The Nigerian public deserves better than spectacles of ego. We crave leaders who rise above emotion and officers who respect civilian supremacy. Our children must not inherit a nation where authority means shouting matches and intimidation in public glare.
Every democracy matures through such tests. What matters is whether we learn the right lessons. The British once had generals who defied parliament; the Americans once fought over states’ rights; Nigeria, too, must pass through her own growing pains but with humility, not hubris.
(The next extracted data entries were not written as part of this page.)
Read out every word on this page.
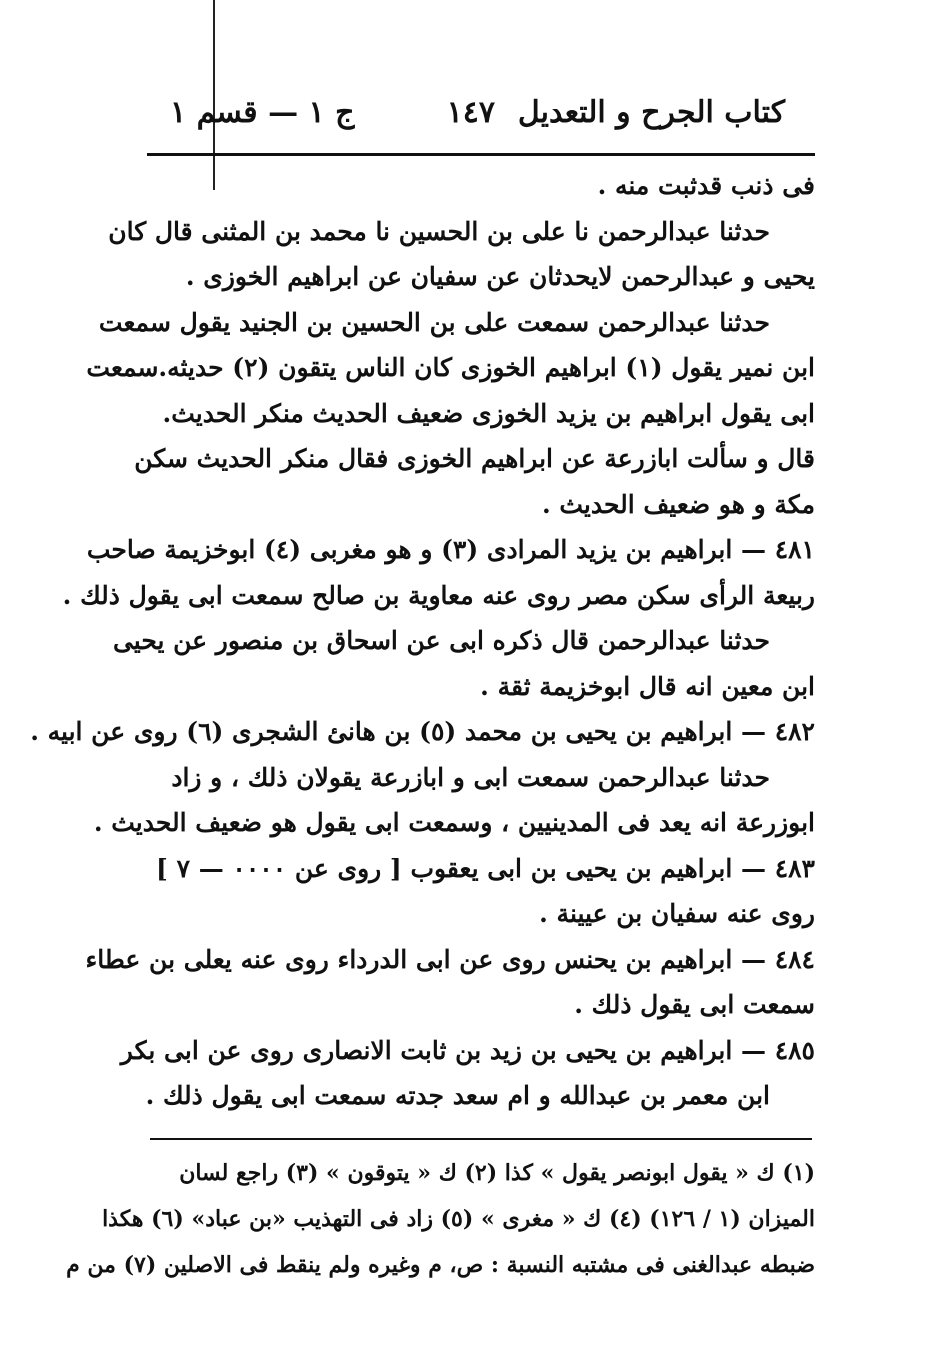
كتاب الجرح و التعديل
١٤٧
ج ١ — قسم ١
فى ذنب قدثبت منه .
حدثنا عبدالرحمن نا على بن الحسين نا محمد بن المثنى قال كان
يحيى و عبدالرحمن لايحدثان عن سفيان عن ابراهيم الخوزى .
حدثنا عبدالرحمن سمعت على بن الحسين بن الجنيد يقول سمعت
ابن نمير يقول (١) ابراهيم الخوزى كان الناس يتقون (٢) حديثه.سمعت
ابى يقول ابراهيم بن يزيد الخوزى ضعيف الحديث منكر الحديث.
قال و سألت ابازرعة عن ابراهيم الخوزى فقال منكر الحديث سكن
مكة و هو ضعيف الحديث .
٤٨١ — ابراهيم بن يزيد المرادى (٣) و هو مغربى (٤) ابوخزيمة صاحب
ربيعة الرأى سكن مصر روى عنه معاوية بن صالح سمعت ابى يقول ذلك .
حدثنا عبدالرحمن قال ذكره ابى عن اسحاق بن منصور عن يحيى
ابن معين انه قال ابوخزيمة ثقة .
٤٨٢ — ابراهيم بن يحيى بن محمد (٥) بن هانئ الشجرى (٦) روى عن ابيه .
حدثنا عبدالرحمن سمعت ابى و ابازرعة يقولان ذلك ، و زاد
ابوزرعة انه يعد فى المدينيين ، وسمعت ابى يقول هو ضعيف الحديث .
٤٨٣ — ابراهيم بن يحيى بن ابى يعقوب [ روى عن ٠٠٠٠ — ٧ ]
روى عنه سفيان بن عيينة .
٤٨٤ — ابراهيم بن يحنس روى عن ابى الدرداء روى عنه يعلى بن عطاء
سمعت ابى يقول ذلك .
٤٨٥ — ابراهيم بن يحيى بن زيد بن ثابت الانصارى روى عن ابى بكر
ابن معمر بن عبدالله و ام سعد جدته سمعت ابى يقول ذلك .
(١) ك « يقول ابونصر يقول » كذا (٢) ك « يتوقون » (٣) راجع لسان
الميزان (١ / ١٢٦) (٤) ك « مغرى » (٥) زاد فى التهذيب «بن عباد» (٦) هكذا
ضبطه عبدالغنى فى مشتبه النسبة : ص، م وغيره ولم ينقط فى الاصلين (٧) من م
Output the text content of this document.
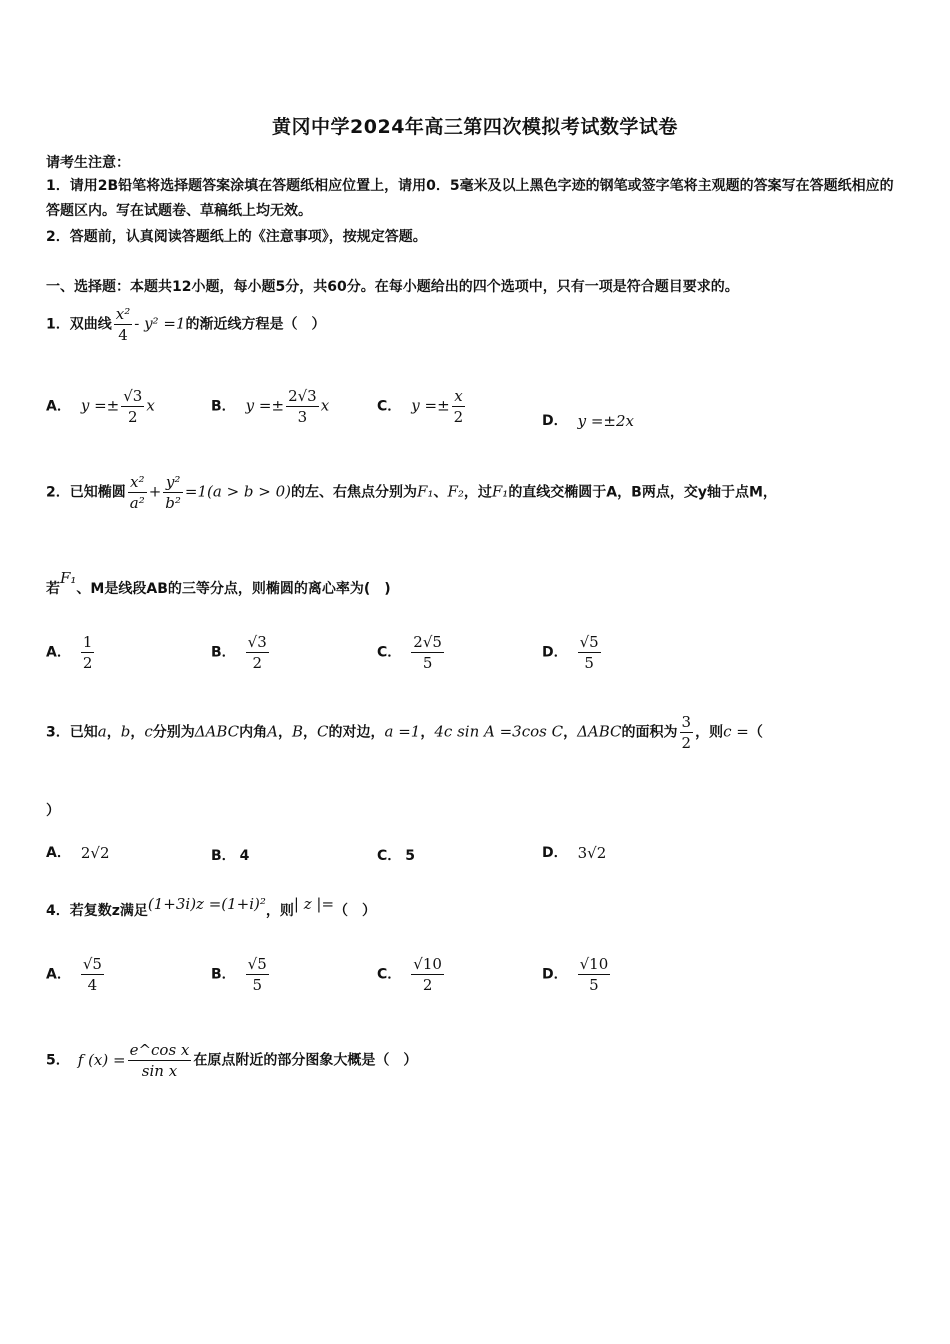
黄冈中学2024年高三第四次模拟考试数学试卷
请考生注意：
1．请用2B铅笔将选择题答案涂填在答题纸相应位置上，请用0．5毫米及以上黑色字迹的钢笔或签字笔将主观题的答案写在答题纸相应的答题区内。写在试题卷、草稿纸上均无效。
2．答题前，认真阅读答题纸上的《注意事项》，按规定答题。
一、选择题：本题共12小题，每小题5分，共60分。在每小题给出的四个选项中，只有一项是符合题目要求的。
1．双曲线 $\frac{\text{x²}}{4} - y^2 =1$的渐近线方程是（　）
A． $y =\pm \frac{√3}{2}$ x	B． $y =\pm \frac{2√3}{3}$ x	C． $y =\pm \frac{x}{2}$	D． y =±2x
2．已知椭圆 $\frac{\text{x²}}{\text{a²}} + \frac{\text{y²}}{\text{b²}} =1(a > b > 0)$的左、右焦点分别为F₁、F₂，过F₁的直线交椭圆于A，B两点，交y轴于点M，
若F₁、M是线段AB的三等分点，则椭圆的离心率为(　)
A． $\frac{1}{2}$	B． $\frac{√3}{2}$	C． $\frac{2√5}{5}$	D． $\frac{√5}{5}$
3．已知a，b，c分别为ΔABC内角A，B，C的对边，a =1，4c sin A =3cos C，ΔABC的面积为 $\frac{3}{2}$ ，则c =（
）
A． 2√2	B． 4	C． 5	D． 3√2
4．若复数z满足(1+3i)z =(1+i)²，则| z |=（　）
A． $\frac{√5}{4}$	B． $\frac{√5}{5}$	C． $\frac{√10}{2}$	D． $\frac{√10}{5}$
5． f $(x) = \frac{\text{e\textasciicircum{}cos x}}{\text{sin x}}$ 在原点附近的部分图象大概是（　）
If the confrontation has stirred discomfort, then perhaps it has done the nation some good. It forces a conversation long overdue: Who truly owns the state — the citizen or the powerful? Can we build a Nigeria where institutions, not individuals, define our destiny?
As the dust settles, both the FCTA and the military hierarchy must conduct impartial investigations. The truth must be established — not to shame anyone, but to restore order. Where laws were broken, consequences must follow. Where misunderstandings occurred, apologies must be offered.
Let the rule of law triumph over the rule of impulse. Let civility triumph over confrontation. Let governance return to the path of dialogue and procedure.
Nigeria cannot continue to oscillate between civilian bravado and military arrogance. Both impulses spring from the same insecurity — the fear of losing control. True leadership lies in the ability to trust institutions to do their work without coercion.
Those who witnessed the clash saw a drama of two gladiators. One in starched khaki, one in well-cut suit. Both proud, both unyielding. But a nation cannot be built on stubbornness; it must be built on understanding. Power, when it meets power, should produce order, not chaos.
We must resist the temptation to glorify temper. Governance is not warfare; it is stewardship. The citizen watches, the world observes, and history records. How we handle moments like this will define our collective maturity.
The confrontation may have ended without violence, but it left deep questions in the national conscience. When men of authority quarrel in the open, institutions tremble. The people, once again, become spectators in a theatre of misplaced pride.
It is time for all who hold office — civilian or military — to remember that they serve under the same flag. That flag is neither khaki nor political colour; it is green-white-green, and it demands humility.
No victor, no vanquish only a lesson for a nation still learning to govern itself with dignity.